Googleが編み出した反トラスト法違反取り締まり回避策
Googleは反トラスト法違反をめぐって米欧当局に譲歩案を提案しているようだ。このGoogleの提案に関する報道は米欧当局の出方を知るための観測気球なのかもしれない。
Googleは反トラスト法違反をめぐって米欧当局に譲歩案を提案しているようだ。このGoogleの提案に関する報道は米欧当局の出方を知るための観測気球なのかもしれない。
Googleは、司法省から予想される2度目の反トラスト法違反訴訟を回避するため、広告技術事業の一部を親会社Alphabet傘下の別会社に分割することを申し出たと、ウォール・ストリート・ジャーナル(WSJ)が先週金曜日に報じた。
WSJによると、Googleは、ウェブサイトやアプリに広告をオークション形式で掲載する事業の一部を、Alphabet傘下の別会社に分割することを提案しているという。
司法省は、Googleがデジタル広告のブローカーとオークションの両方の役割を悪用して、ライバルを犠牲にして自らのビジネスを有利に進めているという疑惑について、長期にわたって調査を続けている。同省は、Googleの広告技術に関する慣行が反競争的であると主張する訴訟を準備しており、早ければ今年の夏にも提訴する可能性があるという。

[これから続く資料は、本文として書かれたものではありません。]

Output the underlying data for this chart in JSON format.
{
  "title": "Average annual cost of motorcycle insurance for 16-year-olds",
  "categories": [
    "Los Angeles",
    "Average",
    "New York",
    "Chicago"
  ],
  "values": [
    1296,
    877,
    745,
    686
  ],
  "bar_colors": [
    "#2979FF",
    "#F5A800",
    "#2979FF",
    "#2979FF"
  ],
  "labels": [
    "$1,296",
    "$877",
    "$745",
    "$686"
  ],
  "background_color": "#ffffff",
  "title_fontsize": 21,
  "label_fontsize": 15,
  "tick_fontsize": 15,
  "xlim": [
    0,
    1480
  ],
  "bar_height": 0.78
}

約2年前に司法省がGoogleに対して、同社がオンライン検索における支配的地位を維持するために反競争的な戦術を用いたと主張する訴訟を起こした。Googleはこの疑惑を否定しており、裁判は現在も進行中である。
司法省、EU、英国による調査に加え、Googleは、同社が広告業界の競合他社や出版社に損害を与える独占的な経営を行っていると主張するケン・パクストン・テキサス州司法長官を中心とする米国諸州が提起した公判に備えている。
パクストン氏の訴訟だけ他と様子が違う。彼はトランプ氏支持と非常に近いことで知られる。2020年の大統領選後、パクストン氏はテキサス州司法長官として激戦州4州の選挙結果を無効と訴え(最高裁が棄却)、2021年1月6日の連邦議会議事堂襲撃事件の直前に開催された集会にも参加していた人物である。パクストン氏は職権乱用に関する連邦捜査局(FBI)の捜査を受けたり、2015年に起訴された証券詐欺疑惑に直面したりしたこともある人物だ。

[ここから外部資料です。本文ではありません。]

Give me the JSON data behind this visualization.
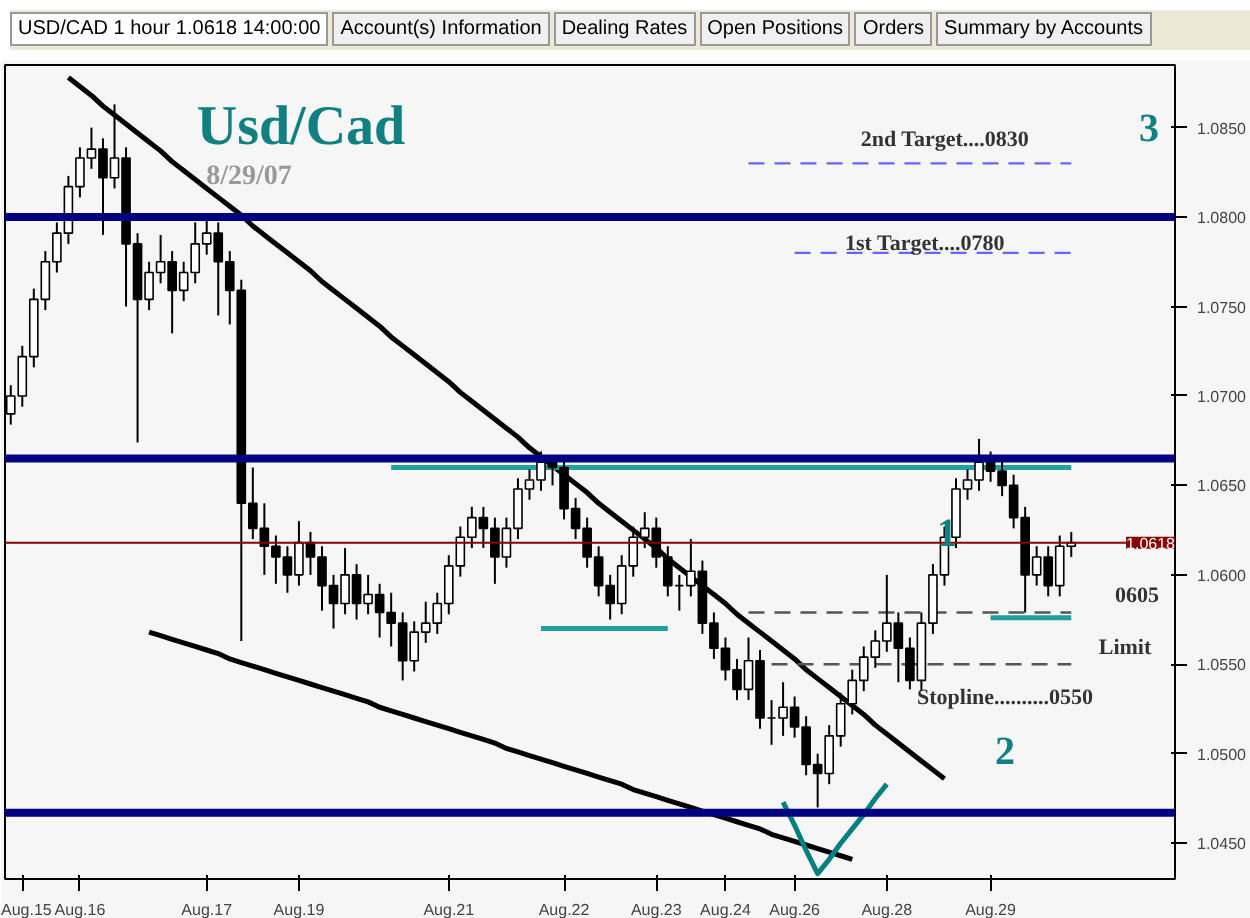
{
  "chart_data": {
    "type": "candlestick",
    "title": "Usd/Cad",
    "subtitle": "8/29/07",
    "categories": [
      null,
      "Aug.15",
      null,
      null,
      null,
      null,
      "Aug.16",
      null,
      null,
      null,
      null,
      null,
      null,
      null,
      null,
      null,
      null,
      "Aug.17",
      null,
      null,
      null,
      null,
      null,
      null,
      null,
      "Aug.19",
      null,
      null,
      null,
      null,
      null,
      null,
      null,
      null,
      null,
      null,
      null,
      null,
      "Aug.21",
      null,
      null,
      null,
      null,
      null,
      null,
      null,
      null,
      null,
      "Aug.22",
      null,
      null,
      null,
      null,
      null,
      null,
      null,
      "Aug.23",
      null,
      null,
      null,
      null,
      null,
      "Aug.24",
      null,
      null,
      null,
      null,
      null,
      "Aug.26",
      null,
      null,
      null,
      null,
      null,
      null,
      null,
      "Aug.28",
      null,
      null,
      null,
      null,
      null,
      null,
      null,
      null,
      "Aug.29",
      null,
      null,
      null,
      null,
      null,
      null,
      null
    ],
    "ohlc": [
      [
        1.069,
        1.0706,
        1.0684,
        1.07
      ],
      [
        1.07,
        1.0728,
        1.0694,
        1.0722
      ],
      [
        1.0722,
        1.076,
        1.0716,
        1.0754
      ],
      [
        1.0754,
        1.0781,
        1.0748,
        1.0775
      ],
      [
        1.0775,
        1.0797,
        1.0769,
        1.0791
      ],
      [
        1.0791,
        1.0823,
        1.0785,
        1.0817
      ],
      [
        1.0817,
        1.0839,
        1.0811,
        1.0833
      ],
      [
        1.0833,
        1.085,
        1.0827,
        1.0838
      ],
      [
        1.0838,
        1.0844,
        1.079,
        1.0822
      ],
      [
        1.0822,
        1.0863,
        1.0816,
        1.0833
      ],
      [
        1.0833,
        1.0839,
        1.075,
        1.0785
      ],
      [
        1.0785,
        1.0791,
        1.0674,
        1.0754
      ],
      [
        1.0754,
        1.0775,
        1.0748,
        1.0769
      ],
      [
        1.0769,
        1.079,
        1.0763,
        1.0775
      ],
      [
        1.0775,
        1.0781,
        1.0735,
        1.0759
      ],
      [
        1.0759,
        1.0775,
        1.0753,
        1.0769
      ],
      [
        1.0769,
        1.0797,
        1.0763,
        1.0785
      ],
      [
        1.0785,
        1.08,
        1.0779,
        1.0791
      ],
      [
        1.0791,
        1.0797,
        1.0745,
        1.0775
      ],
      [
        1.0775,
        1.0781,
        1.074,
        1.0759
      ],
      [
        1.0759,
        1.0765,
        1.0563,
        1.064
      ],
      [
        1.064,
        1.066,
        1.062,
        1.0626
      ],
      [
        1.0626,
        1.064,
        1.06,
        1.0616
      ],
      [
        1.0616,
        1.0622,
        1.0595,
        1.061
      ],
      [
        1.061,
        1.0616,
        1.059,
        1.06
      ],
      [
        1.06,
        1.063,
        1.0594,
        1.0618
      ],
      [
        1.0618,
        1.0624,
        1.06,
        1.061
      ],
      [
        1.061,
        1.0616,
        1.058,
        1.0594
      ],
      [
        1.0594,
        1.06,
        1.057,
        1.0584
      ],
      [
        1.0584,
        1.0615,
        1.0578,
        1.06
      ],
      [
        1.06,
        1.0606,
        1.0575,
        1.0584
      ],
      [
        1.0584,
        1.06,
        1.0578,
        1.0589
      ],
      [
        1.0589,
        1.0595,
        1.0565,
        1.0579
      ],
      [
        1.0579,
        1.059,
        1.056,
        1.0573
      ],
      [
        1.0573,
        1.0579,
        1.0541,
        1.0552
      ],
      [
        1.0552,
        1.0574,
        1.0546,
        1.0568
      ],
      [
        1.0568,
        1.0585,
        1.0562,
        1.0573
      ],
      [
        1.0573,
        1.059,
        1.0567,
        1.0584
      ],
      [
        1.0584,
        1.0611,
        1.0578,
        1.0605
      ],
      [
        1.0605,
        1.0627,
        1.0599,
        1.0621
      ],
      [
        1.0621,
        1.0638,
        1.0615,
        1.0632
      ],
      [
        1.0632,
        1.0638,
        1.0615,
        1.0626
      ],
      [
        1.0626,
        1.0632,
        1.0595,
        1.061
      ],
      [
        1.061,
        1.0632,
        1.0604,
        1.0626
      ],
      [
        1.0626,
        1.0654,
        1.062,
        1.0648
      ],
      [
        1.0648,
        1.0659,
        1.0642,
        1.0653
      ],
      [
        1.0653,
        1.0669,
        1.0647,
        1.0663
      ],
      [
        1.0663,
        1.0666,
        1.065,
        1.066
      ],
      [
        1.066,
        1.0666,
        1.0631,
        1.0637
      ],
      [
        1.0637,
        1.0643,
        1.062,
        1.0626
      ],
      [
        1.0626,
        1.0632,
        1.0604,
        1.061
      ],
      [
        1.061,
        1.0616,
        1.0588,
        1.0594
      ],
      [
        1.0594,
        1.06,
        1.0575,
        1.0584
      ],
      [
        1.0584,
        1.0611,
        1.0578,
        1.0605
      ],
      [
        1.0605,
        1.0627,
        1.0599,
        1.0621
      ],
      [
        1.0621,
        1.0635,
        1.0615,
        1.0626
      ],
      [
        1.0626,
        1.0632,
        1.0604,
        1.061
      ],
      [
        1.061,
        1.0616,
        1.0588,
        1.0594
      ],
      [
        1.0594,
        1.06,
        1.058,
        1.0594
      ],
      [
        1.0594,
        1.062,
        1.0588,
        1.0602
      ],
      [
        1.0602,
        1.0608,
        1.0567,
        1.0573
      ],
      [
        1.0573,
        1.0579,
        1.0553,
        1.0559
      ],
      [
        1.0559,
        1.0565,
        1.0541,
        1.0547
      ],
      [
        1.0547,
        1.0553,
        1.053,
        1.0536
      ],
      [
        1.0536,
        1.0565,
        1.053,
        1.0552
      ],
      [
        1.0552,
        1.0558,
        1.0514,
        1.052
      ],
      [
        1.052,
        1.053,
        1.0505,
        1.052
      ],
      [
        1.052,
        1.054,
        1.051,
        1.0526
      ],
      [
        1.0526,
        1.0532,
        1.0509,
        1.0515
      ],
      [
        1.0515,
        1.0521,
        1.0488,
        1.0494
      ],
      [
        1.0494,
        1.05,
        1.047,
        1.0489
      ],
      [
        1.0489,
        1.0516,
        1.0483,
        1.051
      ],
      [
        1.051,
        1.0534,
        1.0504,
        1.0528
      ],
      [
        1.0528,
        1.0547,
        1.0522,
        1.0541
      ],
      [
        1.0541,
        1.056,
        1.0535,
        1.0554
      ],
      [
        1.0554,
        1.0569,
        1.0548,
        1.0563
      ],
      [
        1.0563,
        1.06,
        1.0557,
        1.0573
      ],
      [
        1.0573,
        1.0579,
        1.054,
        1.0559
      ],
      [
        1.0559,
        1.0565,
        1.0536,
        1.0541
      ],
      [
        1.0541,
        1.0579,
        1.0535,
        1.0573
      ],
      [
        1.0573,
        1.0606,
        1.0567,
        1.06
      ],
      [
        1.06,
        1.0627,
        1.0594,
        1.0621
      ],
      [
        1.0621,
        1.0654,
        1.0615,
        1.0648
      ],
      [
        1.0648,
        1.0659,
        1.0642,
        1.0653
      ],
      [
        1.0653,
        1.0676,
        1.0647,
        1.0663
      ],
      [
        1.0663,
        1.0669,
        1.0652,
        1.0658
      ],
      [
        1.0658,
        1.0664,
        1.0644,
        1.065
      ],
      [
        1.065,
        1.0656,
        1.0626,
        1.0632
      ],
      [
        1.0632,
        1.0638,
        1.0579,
        1.06
      ],
      [
        1.06,
        1.0616,
        1.0594,
        1.061
      ],
      [
        1.061,
        1.0616,
        1.0588,
        1.0594
      ],
      [
        1.0594,
        1.0622,
        1.0588,
        1.0616
      ],
      [
        1.0616,
        1.0624,
        1.061,
        1.0618
      ]
    ],
    "ylim": [
      1.043,
      1.0885
    ],
    "yticks": [
      {
        "value": 1.045,
        "label": "1.0450"
      },
      {
        "value": 1.05,
        "label": "1.0500"
      },
      {
        "value": 1.055,
        "label": "1.0550"
      },
      {
        "value": 1.06,
        "label": "1.0600"
      },
      {
        "value": 1.065,
        "label": "1.0650"
      },
      {
        "value": 1.07,
        "label": "1.0700"
      },
      {
        "value": 1.075,
        "label": "1.0750"
      },
      {
        "value": 1.08,
        "label": "1.0800"
      },
      {
        "value": 1.085,
        "label": "1.0850"
      }
    ],
    "ref_lines": [
      {
        "axis": "y",
        "value": 1.08,
        "color": "#000080"
      },
      {
        "axis": "y",
        "value": 1.0665,
        "color": "#000080"
      },
      {
        "axis": "y",
        "value": 1.0467,
        "color": "#000080"
      },
      {
        "axis": "y",
        "value": 1.0618,
        "color": "#8b0000",
        "label": "1.0618"
      }
    ],
    "series": [
      {
        "type": "line",
        "color": "#000000",
        "values": [
          null,
          null,
          null,
          null,
          null,
          1.0878,
          1.0873,
          1.0868,
          1.0862,
          1.0857,
          1.0852,
          1.0847,
          1.0842,
          1.0837,
          1.0831,
          1.0826,
          1.0821,
          1.0816,
          1.0811,
          1.0806,
          1.0801,
          1.0795,
          1.079,
          1.0785,
          1.078,
          1.0775,
          1.077,
          1.0764,
          1.0759,
          1.0754,
          1.0749,
          1.0744,
          1.0739,
          1.0733,
          1.0728,
          1.0723,
          1.0718,
          1.0713,
          1.0708,
          1.0702,
          1.0697,
          1.0692,
          1.0687,
          1.0682,
          1.0677,
          1.0671,
          1.0666,
          1.0661,
          1.0656,
          1.0651,
          1.0646,
          1.064,
          1.0635,
          1.063,
          1.0625,
          1.062,
          1.0615,
          1.0609,
          1.0604,
          1.0599,
          1.0594,
          1.0589,
          1.0584,
          1.0578,
          1.0573,
          1.0568,
          1.0563,
          1.0558,
          1.0553,
          1.0547,
          1.0542,
          1.0537,
          1.0532,
          1.0527,
          1.0522,
          1.0516,
          1.0511,
          1.0506,
          1.0501,
          1.0496,
          1.0491,
          1.0486,
          null,
          null,
          null,
          null,
          null,
          null,
          null,
          null,
          null,
          null,
          null
        ]
      },
      {
        "type": "line",
        "color": "#000000",
        "values": [
          null,
          null,
          null,
          null,
          null,
          null,
          null,
          null,
          null,
          null,
          null,
          null,
          1.0568,
          1.0566,
          1.0564,
          1.0562,
          1.056,
          1.0558,
          1.0556,
          1.0553,
          1.0551,
          1.0549,
          1.0547,
          1.0545,
          1.0543,
          1.0541,
          1.0539,
          1.0537,
          1.0535,
          1.0533,
          1.0531,
          1.0529,
          1.0526,
          1.0524,
          1.0522,
          1.052,
          1.0518,
          1.0516,
          1.0514,
          1.0512,
          1.051,
          1.0508,
          1.0506,
          1.0503,
          1.0501,
          1.0499,
          1.0497,
          1.0495,
          1.0493,
          1.0491,
          1.0489,
          1.0487,
          1.0485,
          1.0483,
          1.048,
          1.0478,
          1.0476,
          1.0474,
          1.0472,
          1.047,
          1.0468,
          1.0466,
          1.0464,
          1.0462,
          1.046,
          1.0458,
          1.0455,
          1.0453,
          1.0451,
          1.0449,
          1.0447,
          1.0445,
          1.0443,
          1.0441,
          null,
          null,
          null,
          null,
          null,
          null,
          null,
          null,
          null,
          null,
          null,
          null,
          null,
          null,
          null,
          null,
          null,
          null,
          null
        ]
      },
      {
        "type": "line",
        "color": "#008080",
        "values": [
          null,
          null,
          null,
          null,
          null,
          null,
          null,
          null,
          null,
          null,
          null,
          null,
          null,
          null,
          null,
          null,
          null,
          null,
          null,
          null,
          null,
          null,
          null,
          null,
          null,
          null,
          null,
          null,
          null,
          null,
          null,
          null,
          null,
          null,
          null,
          null,
          null,
          null,
          null,
          null,
          null,
          null,
          null,
          null,
          null,
          null,
          null,
          null,
          null,
          null,
          null,
          null,
          null,
          null,
          null,
          null,
          null,
          null,
          null,
          null,
          null,
          null,
          null,
          null,
          null,
          null,
          null,
          1.0473,
          1.046,
          1.0446,
          1.0433,
          1.0441,
          1.045,
          1.0458,
          1.0466,
          1.0475,
          1.0483,
          null,
          null,
          null,
          null,
          null,
          null,
          null,
          null,
          null,
          null,
          null,
          null,
          null,
          null,
          null,
          null
        ]
      },
      {
        "type": "line",
        "color": "#20a0a0",
        "values": [
          null,
          null,
          null,
          null,
          null,
          null,
          null,
          null,
          null,
          null,
          null,
          null,
          null,
          null,
          null,
          null,
          null,
          null,
          null,
          null,
          null,
          null,
          null,
          null,
          null,
          null,
          null,
          null,
          null,
          null,
          null,
          null,
          null,
          1.066,
          1.066,
          1.066,
          1.066,
          1.066,
          1.066,
          1.066,
          1.066,
          1.066,
          1.066,
          1.066,
          1.066,
          1.066,
          1.066,
          1.066,
          1.066,
          1.066,
          1.066,
          1.066,
          1.066,
          1.066,
          1.066,
          1.066,
          1.066,
          1.066,
          1.066,
          1.066,
          1.066,
          1.066,
          1.066,
          1.066,
          1.066,
          1.066,
          1.066,
          1.066,
          1.066,
          1.066,
          1.066,
          1.066,
          1.066,
          1.066,
          1.066,
          1.066,
          1.066,
          1.066,
          1.066,
          1.066,
          1.066,
          1.066,
          1.066,
          1.066,
          1.066,
          1.066,
          1.066,
          1.066,
          1.066,
          1.066,
          1.066,
          1.066,
          1.066
        ]
      },
      {
        "type": "line",
        "color": "#20a0a0",
        "values": [
          null,
          null,
          null,
          null,
          null,
          null,
          null,
          null,
          null,
          null,
          null,
          null,
          null,
          null,
          null,
          null,
          null,
          null,
          null,
          null,
          null,
          null,
          null,
          null,
          null,
          null,
          null,
          null,
          null,
          null,
          null,
          null,
          null,
          null,
          null,
          null,
          null,
          null,
          null,
          null,
          null,
          null,
          null,
          null,
          null,
          null,
          1.057,
          1.057,
          1.057,
          1.057,
          1.057,
          1.057,
          1.057,
          1.057,
          1.057,
          1.057,
          1.057,
          1.057,
          null,
          null,
          null,
          null,
          null,
          null,
          null,
          null,
          null,
          null,
          null,
          null,
          null,
          null,
          null,
          null,
          null,
          null,
          null,
          null,
          null,
          null,
          null,
          null,
          null,
          null,
          null,
          null,
          null,
          null,
          null,
          null,
          null,
          null,
          null
        ]
      },
      {
        "type": "line",
        "color": "#20a0a0",
        "values": [
          null,
          null,
          null,
          null,
          null,
          null,
          null,
          null,
          null,
          null,
          null,
          null,
          null,
          null,
          null,
          null,
          null,
          null,
          null,
          null,
          null,
          null,
          null,
          null,
          null,
          null,
          null,
          null,
          null,
          null,
          null,
          null,
          null,
          null,
          null,
          null,
          null,
          null,
          null,
          null,
          null,
          null,
          null,
          null,
          null,
          null,
          null,
          null,
          null,
          null,
          null,
          null,
          null,
          null,
          null,
          null,
          null,
          null,
          null,
          null,
          null,
          null,
          null,
          null,
          null,
          null,
          null,
          null,
          null,
          null,
          null,
          null,
          null,
          null,
          null,
          null,
          null,
          null,
          null,
          null,
          null,
          null,
          null,
          null,
          null,
          1.0576,
          1.0576,
          1.0576,
          1.0576,
          1.0576,
          1.0576,
          1.0576,
          1.0576
        ]
      },
      {
        "type": "line",
        "color": "#6666ff",
        "line_style": "dashed",
        "values": [
          null,
          null,
          null,
          null,
          null,
          null,
          null,
          null,
          null,
          null,
          null,
          null,
          null,
          null,
          null,
          null,
          null,
          null,
          null,
          null,
          null,
          null,
          null,
          null,
          null,
          null,
          null,
          null,
          null,
          null,
          null,
          null,
          null,
          null,
          null,
          null,
          null,
          null,
          null,
          null,
          null,
          null,
          null,
          null,
          null,
          null,
          null,
          null,
          null,
          null,
          null,
          null,
          null,
          null,
          null,
          null,
          null,
          null,
          null,
          null,
          null,
          null,
          null,
          null,
          1.083,
          1.083,
          1.083,
          1.083,
          1.083,
          1.083,
          1.083,
          1.083,
          1.083,
          1.083,
          1.083,
          1.083,
          1.083,
          1.083,
          1.083,
          1.083,
          1.083,
          1.083,
          1.083,
          1.083,
          1.083,
          1.083,
          1.083,
          1.083,
          1.083,
          1.083,
          1.083,
          1.083,
          1.083
        ]
      },
      {
        "type": "line",
        "color": "#6666ff",
        "line_style": "dashed",
        "values": [
          null,
          null,
          null,
          null,
          null,
          null,
          null,
          null,
          null,
          null,
          null,
          null,
          null,
          null,
          null,
          null,
          null,
          null,
          null,
          null,
          null,
          null,
          null,
          null,
          null,
          null,
          null,
          null,
          null,
          null,
          null,
          null,
          null,
          null,
          null,
          null,
          null,
          null,
          null,
          null,
          null,
          null,
          null,
          null,
          null,
          null,
          null,
          null,
          null,
          null,
          null,
          null,
          null,
          null,
          null,
          null,
          null,
          null,
          null,
          null,
          null,
          null,
          null,
          null,
          null,
          null,
          null,
          null,
          1.078,
          1.078,
          1.078,
          1.078,
          1.078,
          1.078,
          1.078,
          1.078,
          1.078,
          1.078,
          1.078,
          1.078,
          1.078,
          1.078,
          1.078,
          1.078,
          1.078,
          1.078,
          1.078,
          1.078,
          1.078,
          1.078,
          1.078,
          1.078,
          1.078
        ]
      },
      {
        "type": "line",
        "color": "#555555",
        "line_style": "dashed",
        "values": [
          null,
          null,
          null,
          null,
          null,
          null,
          null,
          null,
          null,
          null,
          null,
          null,
          null,
          null,
          null,
          null,
          null,
          null,
          null,
          null,
          null,
          null,
          null,
          null,
          null,
          null,
          null,
          null,
          null,
          null,
          null,
          null,
          null,
          null,
          null,
          null,
          null,
          null,
          null,
          null,
          null,
          null,
          null,
          null,
          null,
          null,
          null,
          null,
          null,
          null,
          null,
          null,
          null,
          null,
          null,
          null,
          null,
          null,
          null,
          null,
          null,
          null,
          null,
          null,
          1.0579,
          1.0579,
          1.0579,
          1.0579,
          1.0579,
          1.0579,
          1.0579,
          1.0579,
          1.0579,
          1.0579,
          1.0579,
          1.0579,
          1.0579,
          1.0579,
          1.0579,
          1.0579,
          1.0579,
          1.0579,
          1.0579,
          1.0579,
          1.0579,
          1.0579,
          1.0579,
          1.0579,
          1.0579,
          1.0579,
          1.0579,
          1.0579,
          1.0579
        ]
      },
      {
        "type": "line",
        "color": "#555555",
        "line_style": "dashed",
        "values": [
          null,
          null,
          null,
          null,
          null,
          null,
          null,
          null,
          null,
          null,
          null,
          null,
          null,
          null,
          null,
          null,
          null,
          null,
          null,
          null,
          null,
          null,
          null,
          null,
          null,
          null,
          null,
          null,
          null,
          null,
          null,
          null,
          null,
          null,
          null,
          null,
          null,
          null,
          null,
          null,
          null,
          null,
          null,
          null,
          null,
          null,
          null,
          null,
          null,
          null,
          null,
          null,
          null,
          null,
          null,
          null,
          null,
          null,
          null,
          null,
          null,
          null,
          null,
          null,
          null,
          null,
          1.055,
          1.055,
          1.055,
          1.055,
          1.055,
          1.055,
          1.055,
          1.055,
          1.055,
          1.055,
          1.055,
          1.055,
          1.055,
          1.055,
          1.055,
          1.055,
          1.055,
          1.055,
          1.055,
          1.055,
          1.055,
          1.055,
          1.055,
          1.055,
          1.055,
          1.055,
          1.055
        ]
      }
    ],
    "annotations": [
      "USD/CAD 1 hour 1.0618 14:00:00",
      "Account(s) Information",
      "Dealing Rates",
      "Open Positions",
      "Orders",
      "Summary by Accounts",
      "2nd Target....0830",
      "1st Target....0780",
      "3",
      "1",
      "0605",
      "Limit",
      "Stopline..........0550",
      "2"
    ]
  }
}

Googleは、パクストン氏の訴えの棄却申し立てに対する裁判官の決定を待っているところだが、この訴えは「不正確なものばかりで、法的なメリットに欠ける」と反論している。
また、共和党のマイク・リー上院議員(ユタ州選出)率いる超党派の議員団は、5月に「デジタル広告における競争と透明性法案(the Competition and Transparency in Digital Advertising Act)」を提出している。この法案は、デジタル広告の収益が200億ドル以上の企業(基本的にはGoogleとMetaだ)がデジタル広告バリューチェーンの複数の部分を所有することを禁ずるものだ。
この法案が成立すると、Googleは、買い手か売り手か、あるいは両者の間で広告交換を行うかのいずれかを選択しなければならなくなる。Googleは現在、3つの部分すべてを所有しており、「市場を不当に操作するためにその力を使用している」という非難を受けている。
Googleが行ったとされる分割提案はこの「デジタル広告における競争と透明性法案」への整合性を意図している側面があるかもしれない。
欧州でもYou Tube広告取引のオープン化を提案
WSJの報道は、Googleの欧州での規制当局に対する提案にも光を当てている。Googleは、同社の広告部門を調査している欧州連合(EU) に対して、YouTubeに関連する反競争的行為の疑惑を解決するための申し出を行ったと、この問題に詳しい一部の関係者の談話をWSJは紹介した。
その申し出の一環として、Googleは競合他社が動画サービス上で直接広告の販売を仲介することを認めることだという。現在はGoogleのプラットフォーム以外を通じて、広告の売買を行うことはできない。
欧州議会は先週火曜日、約2年にわたる法的論争の末、デジタル市場法(DMA)とデジタルサービス法(DSA)を可決した。この2つの法律が承認されたことで、この措置は欧州理事会に移され、可決されることになる。今後数カ月で承認されると予想されるが、DMAとDSAはEU諸国で実施され、実行に移されることになる。なお、どちらの法律も、早くても2024年1月1日までは施行されない。
Googleの申し出は、予定されるこの2つの法律の施行を勘案したものと考えられる。